I earlier reported the story on Huffington Post that said a number of top staffers had resigned, including Democrats. Hari Sevugan was a key figure in the article. He here explains his continued loyalty to Michelle Rhee’s mission.

I hope he will write again to explain why he thinks that Rhee’s support for for-profit charters, for vouchers, and for the agenda of rightwing governors helps our society’s most vulnerable children.

Diane – I’ve never posted a comment on your blog, but as one of the subjects mentioned in the article you have extrapolated from to make your point in this entry, I felt that I needed to on this occasion. I’m also writing this on my iphone, so please forgive me any wayward autocorrects.

You have often suggested, as you have here, that folks at StudentsFirst and more broadly the education reform community are working to privatize education and diminish teaching and teachers.

You afforded a story regarding my time at StudentsFirst enough validity to use it to criticize the organization. So, I hope you will afford my opinion based on that time the same credibility when I tell you this:

To suggest that folks working at StudentsFirst or in education reform are doing anything but working for the benefit of kids is plain wrong.

Everyone I worked with at StudentsFirst and in the education reform community was and is exclusively interested in improving the lives of children. They are not out to diminish teachers, but rather they recognize the importance of teachers in ensuring children have the best education possible. They are not out to destroy public education, but rather their fealty belongs to the public school students served by that system.

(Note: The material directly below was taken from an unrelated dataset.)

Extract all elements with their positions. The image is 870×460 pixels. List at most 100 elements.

The thing is – I believe the same is true of teachers unions and many advocates, including you, who are opposed to education reform.

While I no longer work at StudentsFirst on a day-to-day basis, I will continue to work with them in other ways, as well as with other reformers, toward their goal of ensuring every child has access to high quality education.

In this post you ask, “What part of [Rhee’s] agenda is bipartisan?” There are many Democrats, including this one, who work toward reform because public schools are not currently serving every child – too often children of color and from poverty – as they should. These children are being denied a fundamental civil right. It is a core Democratic value to ensure that their civil rights are enforced. It is a core Democratic value to ensure poverty or socio-economic status is not a barrier to opportunity. It is a core Democratic value to ensure teachers are respected for the work they do.

There will be disagreements on how to enact those values at a policy level, on both sides and at times within the same side (see Newark teachers deal) but I hope we can abstain from characterizing motivations or values of those we disagree with. (Or in this case mischaracterizing them). I hope we can raise the level of the dialogue in this debate to reflect the importance of the subject matter both sides are trying to serve – our kids.

Hope this finds you otherwise well and doing better things on a Friday night that reading this.